Chola Contravisual trabaja principalmente desde tres ejes: la principal, es la creación audiovisual desde un enfoque colaborativo, comunitario. Tomando eso como punto de partida, nos convertimos en críticxs del Estado, y en general también de la sociedad, a través del arte.

También tenemos un centro cultural donde podemos reunirnos. Aquí ofrecemos talleres, conciertos y eventos. Los talleres abordan una variedad de temas, desde temas como la producción musical, hasta sesiones de autocuidado colaborativo o aprender a escuchar nuestros cuerpos.

¿Nos puedes comentar más sobre la Munay Casa? ¿Por qué es importante tener un espacio físico para que lxs personas LBTIQ se puedan encontrar?

Nos enfrentamos a fundamentalismos muy fuertes, no solamente de sectores conservadores como las iglesias, sino también de la misma población, de nuestros propios vecinos. Es muy raro para vecinos que vivan mujeres solas y que entren travestis y que entren maricones. Tener esos espacios, a pesar de que sea duro, es muy significativo porque mostramos que existimos. De esta manera lxs personas jóvenes saben que tienen de alguna manera un apoyo o que hay un espacio donde sentirse un poco más libres.

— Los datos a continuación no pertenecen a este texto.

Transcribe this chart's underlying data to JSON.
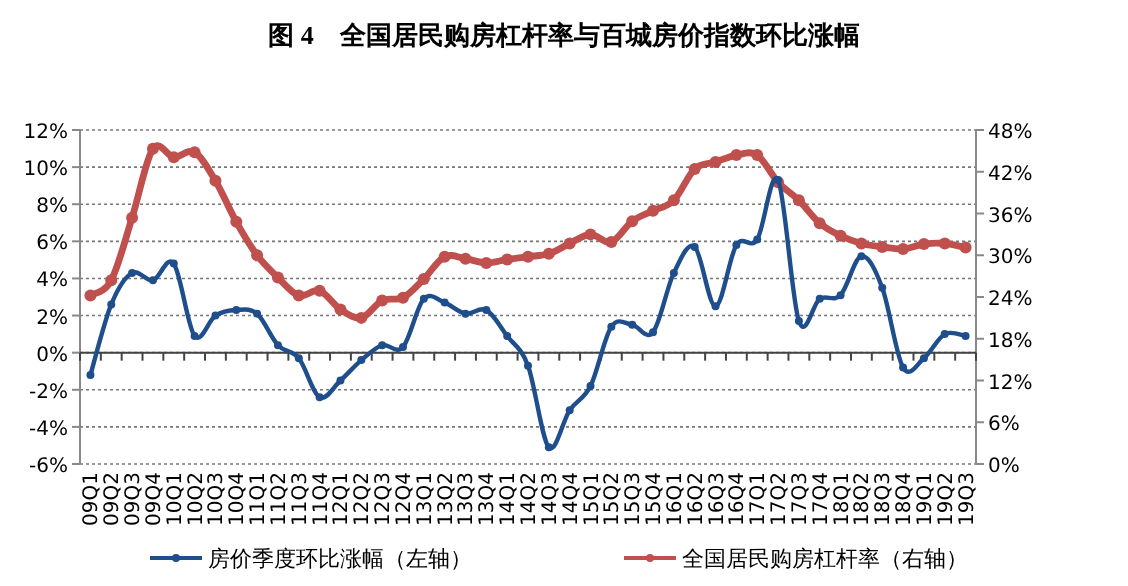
{
  "chart_data": {
    "type": "line",
    "title": "图 4　全国居民购房杠杆率与百城房价指数环比涨幅",
    "categories": [
      "09Q1",
      "09Q2",
      "09Q3",
      "09Q4",
      "10Q1",
      "10Q2",
      "10Q3",
      "10Q4",
      "11Q1",
      "11Q2",
      "11Q3",
      "11Q4",
      "12Q1",
      "12Q2",
      "12Q3",
      "12Q4",
      "13Q1",
      "13Q2",
      "13Q3",
      "13Q4",
      "14Q1",
      "14Q2",
      "14Q3",
      "14Q4",
      "15Q1",
      "15Q2",
      "15Q3",
      "15Q4",
      "16Q1",
      "16Q2",
      "16Q3",
      "16Q4",
      "17Q1",
      "17Q2",
      "17Q3",
      "17Q4",
      "18Q1",
      "18Q2",
      "18Q3",
      "18Q4",
      "19Q1",
      "19Q2",
      "19Q3"
    ],
    "series": [
      {
        "name": "房价季度环比涨幅（左轴）",
        "color": "#1f4e8c",
        "values": [
          -1.2,
          2.6,
          4.3,
          3.9,
          4.8,
          0.9,
          2.0,
          2.3,
          2.1,
          0.4,
          -0.3,
          -2.4,
          -1.5,
          -0.4,
          0.4,
          0.3,
          2.9,
          2.7,
          2.1,
          2.3,
          0.9,
          -0.7,
          -5.1,
          -3.1,
          -1.8,
          1.4,
          1.5,
          1.1,
          4.3,
          5.7,
          2.5,
          5.8,
          6.1,
          9.3,
          1.7,
          2.9,
          3.1,
          5.2,
          3.5,
          -0.8,
          -0.3,
          1.0,
          0.9
        ]
      },
      {
        "name": "全国居民购房杠杆率（右轴）",
        "color": "#c0504d",
        "axis": "y2",
        "values": [
          24.2,
          26.4,
          35.4,
          45.3,
          44.1,
          44.8,
          40.7,
          34.8,
          30.0,
          26.8,
          24.2,
          24.9,
          22.2,
          21.0,
          23.5,
          23.9,
          26.6,
          29.8,
          29.5,
          28.9,
          29.4,
          29.8,
          30.2,
          31.7,
          33.0,
          31.9,
          34.9,
          36.4,
          37.9,
          42.4,
          43.4,
          44.4,
          44.4,
          40.5,
          37.9,
          34.6,
          32.8,
          31.7,
          31.2,
          30.9,
          31.6,
          31.7,
          31.1
        ]
      }
    ],
    "ylim": [
      -6,
      12
    ],
    "yticks": [
      {
        "value": -6,
        "label": "-6%"
      },
      {
        "value": -4,
        "label": "-4%"
      },
      {
        "value": -2,
        "label": "-2%"
      },
      {
        "value": 0,
        "label": "0%"
      },
      {
        "value": 2,
        "label": "2%"
      },
      {
        "value": 4,
        "label": "4%"
      },
      {
        "value": 6,
        "label": "6%"
      },
      {
        "value": 8,
        "label": "8%"
      },
      {
        "value": 10,
        "label": "10%"
      },
      {
        "value": 12,
        "label": "12%"
      }
    ],
    "y2lim": [
      0,
      48
    ],
    "y2ticks": [
      {
        "value": 0,
        "label": "0%"
      },
      {
        "value": 6,
        "label": "6%"
      },
      {
        "value": 12,
        "label": "12%"
      },
      {
        "value": 18,
        "label": "18%"
      },
      {
        "value": 24,
        "label": "24%"
      },
      {
        "value": 30,
        "label": "30%"
      },
      {
        "value": 36,
        "label": "36%"
      },
      {
        "value": 42,
        "label": "42%"
      },
      {
        "value": 48,
        "label": "48%"
      }
    ],
    "grid": "y",
    "legend": "bottom",
    "marker": "circle"
  }
}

También una de las mejores cosas de tener un espacio es que te ayuda a crear una plataforma de creación colaborativa y eso es súper mágico. Acá salen y entran compañerxs de diferentes lugares a crear cosas muy poderosas. Eso es algo muy mágico que tengamos esa posibilidad de irnos a volar desde nuestra imaginación, desde nuestra creación, y poder hacer algo que nos habían dicho que no podíamos hacer.

¿Qué significa para ustedes la subvención de Mama Cash?

Bueno, a veces creo que tampoco deberíamos de tener la perspectiva de que nuestros logros son sólo gracias a la subvención, pero de alguna manera nos llegó en un momento muy complejo y de mucha ansiedad. Estábamos en la precarización máxima, a punto de cerrar la casita, porque ya no teníamos los recursos para seguir sosteniéndola. Justo salió la subvención de Mama Cash, y fue como un impulso, una señal de seguir. Es significativo no solo por los recursos económicos, sino porque muestra que hay fondos pensando en colectivas, jóvenes transfeministas que están sosteniéndose contra viento y marea.  

Desde los fondos feministas hay una apertura a reflexionar todo el tiempo, a tener una reflexión crítica, y a tener una reflexión sobre el apoyo mutuo y la reciprocidad. También conocer a otrxs copartes de Mama Cash ha sido transformador. Tenemos compañerxs poderosísimas que también están enfrentando tanto y que siguen de pie. ¡Para mi, fue un regalo inmenso saber que estos procesos de lucha y de resistencia están siendo respaldados por otras mujeres en todo el mundo!